Researchers: Mindfulness May Impede One Type of Learning
December 17, 2013 – Behavioral and neuroimaging studies suggest that mindfulness can undercut automatic learning processes that contribute to both good and bad habits, according to study by a Georgetown psychology professor and a doctoral student.
There is ample evidence that mindfulness, a popular practice meant to raise conscious awareness and keep people in the present, increases psychological wellbeing.
But Chelsea Stillman (G’15), a Georgetown Ph.D. candidate in psychology and lead author of the study, says her study showed that those reporting low on the mindfulness scale tend to learn more.
Habits Good and Bad
“Our theory is that one learns habits – good or bad – implicitly, without thinking about them,” Stillman says. “So we wanted to see if mindfulness impeded implicit learning.”

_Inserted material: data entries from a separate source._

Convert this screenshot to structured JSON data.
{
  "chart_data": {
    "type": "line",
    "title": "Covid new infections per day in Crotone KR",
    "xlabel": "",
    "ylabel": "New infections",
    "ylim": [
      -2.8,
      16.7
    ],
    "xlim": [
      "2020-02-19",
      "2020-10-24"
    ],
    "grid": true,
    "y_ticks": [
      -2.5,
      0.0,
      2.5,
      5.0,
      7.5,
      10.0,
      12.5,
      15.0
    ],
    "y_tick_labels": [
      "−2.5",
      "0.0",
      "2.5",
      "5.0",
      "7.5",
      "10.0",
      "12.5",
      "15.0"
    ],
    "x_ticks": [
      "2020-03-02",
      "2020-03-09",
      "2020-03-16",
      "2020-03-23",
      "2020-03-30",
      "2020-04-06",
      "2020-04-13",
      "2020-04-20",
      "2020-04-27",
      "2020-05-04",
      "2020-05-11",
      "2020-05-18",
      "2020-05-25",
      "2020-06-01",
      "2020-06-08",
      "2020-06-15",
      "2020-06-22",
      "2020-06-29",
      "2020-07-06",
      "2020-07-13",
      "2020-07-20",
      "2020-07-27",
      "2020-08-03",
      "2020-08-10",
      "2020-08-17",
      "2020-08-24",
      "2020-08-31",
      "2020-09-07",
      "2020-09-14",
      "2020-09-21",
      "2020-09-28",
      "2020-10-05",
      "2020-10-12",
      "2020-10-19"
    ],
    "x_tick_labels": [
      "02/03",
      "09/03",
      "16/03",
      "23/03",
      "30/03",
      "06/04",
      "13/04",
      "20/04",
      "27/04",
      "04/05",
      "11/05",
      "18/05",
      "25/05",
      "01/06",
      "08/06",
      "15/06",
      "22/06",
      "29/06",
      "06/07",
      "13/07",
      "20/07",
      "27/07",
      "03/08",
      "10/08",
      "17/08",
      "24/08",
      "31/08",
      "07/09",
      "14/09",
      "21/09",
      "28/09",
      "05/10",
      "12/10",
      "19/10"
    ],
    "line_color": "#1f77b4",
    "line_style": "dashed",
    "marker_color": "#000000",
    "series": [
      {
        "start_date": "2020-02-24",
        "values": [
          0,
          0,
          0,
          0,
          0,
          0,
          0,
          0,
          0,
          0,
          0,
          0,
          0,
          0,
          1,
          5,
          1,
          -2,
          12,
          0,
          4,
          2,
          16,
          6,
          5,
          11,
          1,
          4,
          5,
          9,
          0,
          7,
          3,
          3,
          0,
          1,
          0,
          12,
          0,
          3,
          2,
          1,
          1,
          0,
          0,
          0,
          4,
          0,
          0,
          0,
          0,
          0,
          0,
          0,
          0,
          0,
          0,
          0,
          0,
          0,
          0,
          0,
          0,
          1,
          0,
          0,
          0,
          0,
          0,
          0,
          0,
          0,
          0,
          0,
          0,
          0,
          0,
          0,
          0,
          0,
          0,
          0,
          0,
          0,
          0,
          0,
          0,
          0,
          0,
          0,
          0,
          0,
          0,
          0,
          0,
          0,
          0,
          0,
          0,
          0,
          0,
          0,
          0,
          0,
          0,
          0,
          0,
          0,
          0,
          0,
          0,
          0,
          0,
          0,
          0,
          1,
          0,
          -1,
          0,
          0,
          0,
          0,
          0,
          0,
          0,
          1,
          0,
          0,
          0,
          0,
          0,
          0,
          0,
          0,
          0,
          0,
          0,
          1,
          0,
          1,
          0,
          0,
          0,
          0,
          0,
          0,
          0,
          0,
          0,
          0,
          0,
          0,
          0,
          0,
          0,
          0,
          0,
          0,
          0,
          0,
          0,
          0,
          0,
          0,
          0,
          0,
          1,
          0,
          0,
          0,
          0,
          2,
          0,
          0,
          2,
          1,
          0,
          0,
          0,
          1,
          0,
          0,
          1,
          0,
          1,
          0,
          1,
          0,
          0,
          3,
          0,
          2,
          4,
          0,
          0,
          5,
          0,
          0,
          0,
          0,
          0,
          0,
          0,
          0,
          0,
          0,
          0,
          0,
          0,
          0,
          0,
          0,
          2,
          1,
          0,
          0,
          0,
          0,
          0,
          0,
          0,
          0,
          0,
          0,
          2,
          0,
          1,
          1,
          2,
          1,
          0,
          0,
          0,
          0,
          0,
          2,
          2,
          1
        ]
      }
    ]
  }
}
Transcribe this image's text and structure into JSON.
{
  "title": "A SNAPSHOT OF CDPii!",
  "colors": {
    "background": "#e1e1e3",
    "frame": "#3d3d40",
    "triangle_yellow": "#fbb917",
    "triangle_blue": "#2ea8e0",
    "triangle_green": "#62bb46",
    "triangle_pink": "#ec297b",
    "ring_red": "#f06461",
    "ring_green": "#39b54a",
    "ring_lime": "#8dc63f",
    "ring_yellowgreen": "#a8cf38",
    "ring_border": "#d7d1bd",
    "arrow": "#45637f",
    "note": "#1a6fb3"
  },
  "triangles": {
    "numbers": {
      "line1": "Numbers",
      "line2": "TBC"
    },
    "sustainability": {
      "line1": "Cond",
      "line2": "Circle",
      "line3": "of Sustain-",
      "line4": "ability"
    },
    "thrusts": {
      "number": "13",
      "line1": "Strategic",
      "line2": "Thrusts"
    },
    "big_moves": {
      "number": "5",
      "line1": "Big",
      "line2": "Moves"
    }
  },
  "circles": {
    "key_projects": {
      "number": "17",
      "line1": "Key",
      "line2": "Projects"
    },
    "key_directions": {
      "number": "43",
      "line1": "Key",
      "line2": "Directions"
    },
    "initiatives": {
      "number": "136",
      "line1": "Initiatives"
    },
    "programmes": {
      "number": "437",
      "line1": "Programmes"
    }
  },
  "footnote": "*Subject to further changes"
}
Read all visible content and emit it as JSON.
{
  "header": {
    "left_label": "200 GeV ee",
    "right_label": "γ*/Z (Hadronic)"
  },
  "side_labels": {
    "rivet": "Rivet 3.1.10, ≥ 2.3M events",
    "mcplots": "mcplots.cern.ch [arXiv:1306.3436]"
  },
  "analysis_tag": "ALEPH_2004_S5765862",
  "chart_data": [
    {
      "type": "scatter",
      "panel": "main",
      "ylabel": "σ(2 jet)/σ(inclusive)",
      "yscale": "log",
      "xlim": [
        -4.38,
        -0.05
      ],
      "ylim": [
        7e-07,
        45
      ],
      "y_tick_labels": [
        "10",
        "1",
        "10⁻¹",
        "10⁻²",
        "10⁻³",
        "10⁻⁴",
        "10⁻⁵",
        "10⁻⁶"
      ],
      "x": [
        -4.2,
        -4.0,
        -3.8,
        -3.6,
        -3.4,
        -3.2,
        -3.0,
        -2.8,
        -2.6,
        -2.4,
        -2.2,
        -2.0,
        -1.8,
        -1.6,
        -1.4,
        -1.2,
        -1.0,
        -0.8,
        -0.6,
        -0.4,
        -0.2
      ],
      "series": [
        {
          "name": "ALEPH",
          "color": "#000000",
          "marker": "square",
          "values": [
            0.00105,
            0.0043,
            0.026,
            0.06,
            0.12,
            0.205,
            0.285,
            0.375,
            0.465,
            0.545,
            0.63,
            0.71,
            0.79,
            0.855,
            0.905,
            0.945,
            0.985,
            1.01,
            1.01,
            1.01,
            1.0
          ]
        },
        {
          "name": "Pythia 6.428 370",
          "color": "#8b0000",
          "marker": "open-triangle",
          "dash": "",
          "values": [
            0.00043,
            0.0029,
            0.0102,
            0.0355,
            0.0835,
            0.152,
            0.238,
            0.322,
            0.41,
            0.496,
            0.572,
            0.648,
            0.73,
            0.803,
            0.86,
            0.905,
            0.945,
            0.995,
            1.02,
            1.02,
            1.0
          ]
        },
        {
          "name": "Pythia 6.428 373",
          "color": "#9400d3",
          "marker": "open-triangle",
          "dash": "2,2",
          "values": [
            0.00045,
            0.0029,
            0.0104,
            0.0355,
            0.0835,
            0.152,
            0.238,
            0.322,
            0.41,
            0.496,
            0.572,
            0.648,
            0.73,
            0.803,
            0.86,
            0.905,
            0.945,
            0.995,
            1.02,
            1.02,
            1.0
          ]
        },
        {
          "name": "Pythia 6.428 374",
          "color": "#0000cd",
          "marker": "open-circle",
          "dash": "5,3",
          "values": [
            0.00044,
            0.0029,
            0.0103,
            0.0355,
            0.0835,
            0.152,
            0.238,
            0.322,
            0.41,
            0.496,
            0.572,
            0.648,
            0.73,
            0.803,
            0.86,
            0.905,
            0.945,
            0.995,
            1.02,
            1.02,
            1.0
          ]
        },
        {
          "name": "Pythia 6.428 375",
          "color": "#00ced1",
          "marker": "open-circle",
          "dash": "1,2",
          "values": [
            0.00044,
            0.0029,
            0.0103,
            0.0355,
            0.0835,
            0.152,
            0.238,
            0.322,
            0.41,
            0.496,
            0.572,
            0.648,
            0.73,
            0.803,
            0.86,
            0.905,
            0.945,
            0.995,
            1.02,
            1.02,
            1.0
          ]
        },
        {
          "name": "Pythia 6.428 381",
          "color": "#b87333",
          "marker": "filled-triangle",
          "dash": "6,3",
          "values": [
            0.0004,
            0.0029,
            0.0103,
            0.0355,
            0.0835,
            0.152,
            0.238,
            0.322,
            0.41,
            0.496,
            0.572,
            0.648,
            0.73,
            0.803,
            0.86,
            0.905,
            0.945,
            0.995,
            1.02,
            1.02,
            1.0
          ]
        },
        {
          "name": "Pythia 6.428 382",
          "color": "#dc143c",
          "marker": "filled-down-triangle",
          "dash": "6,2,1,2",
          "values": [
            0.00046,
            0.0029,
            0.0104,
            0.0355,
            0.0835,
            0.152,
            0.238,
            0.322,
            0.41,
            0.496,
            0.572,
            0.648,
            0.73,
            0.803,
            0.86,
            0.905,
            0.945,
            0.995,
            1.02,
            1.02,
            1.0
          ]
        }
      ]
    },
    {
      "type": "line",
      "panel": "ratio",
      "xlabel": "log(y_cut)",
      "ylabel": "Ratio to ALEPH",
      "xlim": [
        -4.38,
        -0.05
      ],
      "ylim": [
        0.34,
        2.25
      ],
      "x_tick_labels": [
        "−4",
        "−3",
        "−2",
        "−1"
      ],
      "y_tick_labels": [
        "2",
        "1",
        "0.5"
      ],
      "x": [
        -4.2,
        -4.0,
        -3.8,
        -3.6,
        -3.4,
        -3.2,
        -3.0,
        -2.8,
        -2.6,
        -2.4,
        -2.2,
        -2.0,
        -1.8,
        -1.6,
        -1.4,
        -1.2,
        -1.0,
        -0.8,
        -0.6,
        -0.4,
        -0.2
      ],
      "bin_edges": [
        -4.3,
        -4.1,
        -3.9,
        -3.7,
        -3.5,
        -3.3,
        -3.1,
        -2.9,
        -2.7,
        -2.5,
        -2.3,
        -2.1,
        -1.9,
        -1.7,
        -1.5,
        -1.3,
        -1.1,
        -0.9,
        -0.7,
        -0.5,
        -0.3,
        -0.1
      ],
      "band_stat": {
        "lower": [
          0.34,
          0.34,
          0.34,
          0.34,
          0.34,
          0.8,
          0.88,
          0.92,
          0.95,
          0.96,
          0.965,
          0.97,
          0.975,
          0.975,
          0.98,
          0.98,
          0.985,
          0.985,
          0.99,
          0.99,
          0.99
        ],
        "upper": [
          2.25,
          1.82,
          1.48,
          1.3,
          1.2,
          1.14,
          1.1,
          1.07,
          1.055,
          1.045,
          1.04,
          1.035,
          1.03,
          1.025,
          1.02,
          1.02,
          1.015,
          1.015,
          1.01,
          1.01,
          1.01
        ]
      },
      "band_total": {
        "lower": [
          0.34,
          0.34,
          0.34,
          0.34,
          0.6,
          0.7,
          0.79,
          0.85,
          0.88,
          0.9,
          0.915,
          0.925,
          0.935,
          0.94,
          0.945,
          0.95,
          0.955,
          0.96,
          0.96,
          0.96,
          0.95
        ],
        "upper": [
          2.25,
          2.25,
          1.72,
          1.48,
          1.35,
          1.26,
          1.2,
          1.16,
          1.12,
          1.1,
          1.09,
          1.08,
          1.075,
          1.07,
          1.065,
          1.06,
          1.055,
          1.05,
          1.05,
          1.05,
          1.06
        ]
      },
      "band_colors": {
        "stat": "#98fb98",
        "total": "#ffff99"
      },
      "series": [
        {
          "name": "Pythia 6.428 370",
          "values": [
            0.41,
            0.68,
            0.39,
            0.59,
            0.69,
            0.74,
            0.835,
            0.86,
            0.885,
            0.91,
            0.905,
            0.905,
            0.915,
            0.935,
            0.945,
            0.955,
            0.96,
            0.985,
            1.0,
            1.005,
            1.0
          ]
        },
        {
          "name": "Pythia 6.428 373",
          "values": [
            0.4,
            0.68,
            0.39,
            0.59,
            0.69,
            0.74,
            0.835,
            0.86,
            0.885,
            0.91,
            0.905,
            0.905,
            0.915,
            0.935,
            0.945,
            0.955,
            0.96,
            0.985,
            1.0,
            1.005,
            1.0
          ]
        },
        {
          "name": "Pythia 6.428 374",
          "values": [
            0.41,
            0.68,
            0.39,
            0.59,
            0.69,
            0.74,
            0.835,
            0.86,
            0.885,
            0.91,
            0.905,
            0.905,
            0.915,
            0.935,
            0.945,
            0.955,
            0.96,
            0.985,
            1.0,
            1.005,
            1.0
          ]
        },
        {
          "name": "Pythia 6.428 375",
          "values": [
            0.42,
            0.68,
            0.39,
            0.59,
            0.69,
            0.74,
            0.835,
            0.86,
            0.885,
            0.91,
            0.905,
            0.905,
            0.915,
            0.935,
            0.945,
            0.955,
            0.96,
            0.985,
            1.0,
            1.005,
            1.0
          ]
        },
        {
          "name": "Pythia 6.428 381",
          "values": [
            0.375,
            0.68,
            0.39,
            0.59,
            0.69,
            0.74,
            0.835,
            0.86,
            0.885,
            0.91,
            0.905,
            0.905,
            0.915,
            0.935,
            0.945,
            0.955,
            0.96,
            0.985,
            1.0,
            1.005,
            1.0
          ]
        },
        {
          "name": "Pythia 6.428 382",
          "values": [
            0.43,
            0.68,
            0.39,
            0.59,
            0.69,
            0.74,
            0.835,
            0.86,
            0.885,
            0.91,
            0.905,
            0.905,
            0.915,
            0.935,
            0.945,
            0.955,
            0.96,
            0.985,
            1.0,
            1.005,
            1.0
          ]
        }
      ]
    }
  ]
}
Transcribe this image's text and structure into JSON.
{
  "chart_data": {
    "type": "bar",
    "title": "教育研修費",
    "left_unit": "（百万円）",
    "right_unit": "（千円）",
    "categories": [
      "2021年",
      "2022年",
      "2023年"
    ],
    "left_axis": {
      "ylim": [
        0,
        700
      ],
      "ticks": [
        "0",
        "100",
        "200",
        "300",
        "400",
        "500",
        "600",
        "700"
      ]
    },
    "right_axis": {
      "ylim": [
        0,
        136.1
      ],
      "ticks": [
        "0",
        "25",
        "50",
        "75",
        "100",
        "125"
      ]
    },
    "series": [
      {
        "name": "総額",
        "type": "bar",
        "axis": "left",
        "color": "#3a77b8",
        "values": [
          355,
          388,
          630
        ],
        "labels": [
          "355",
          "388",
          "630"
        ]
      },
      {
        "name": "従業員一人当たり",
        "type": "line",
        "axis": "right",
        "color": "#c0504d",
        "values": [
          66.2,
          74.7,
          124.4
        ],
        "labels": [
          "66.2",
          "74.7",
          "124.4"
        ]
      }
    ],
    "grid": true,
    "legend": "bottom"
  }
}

For the study, two samples of adult participants first completed a test that gauged their mindfulness character trait, after which they completed different tasks that measured implicit learning.
Both tasks used circles on a screen with participants asked to respond to the location of certain colored circles.
Stillman presented the research last month at the Society for Neuroscience’s annual meeting/
Fascinating and Counterintuitive
“The very fact of paying too much attention or being too aware of individual stimuli coming up in these tasks might actually inhibit implicit learning of the larger patterns they contain,” Stillman says. “That suggests that mindfulness may help prevent formation of automatic habits – which is done through implicit learning – because a mindful person is aware of what they are doing.”
Stillman works in the Cognitive Aging Laboratory led by Darlene Howard, the study’s senior investigator. Howard is Georgetown’s Davis Family Distinguished Professor in the psychology department and a member of the Georgetown Center for Brain Plasticity and Recovery.
“Chelsea’s findings are fascinating and counterintuitive,” Howard says.
Don’t Stop Meditating
But she also says the findings don't suggest that people should stop using mindfulness or meditation.
"There is convincing scientific evidence that practicing mindfulness-based mediation improves other cognitive functions,” she says. “So we do need more research, not only to replicate our findings, but to understand their implications.”
In addition to Stillman and Howard, authors include Alyssa M. Coffin (C’13) and collaborator James H. Howard Jr., an adjunct professor of neurology at Georgetown University Medical Center who leads the Cognitive Aging Lab at Catholic University.
The study was supported by NIH grant RO1AG036863.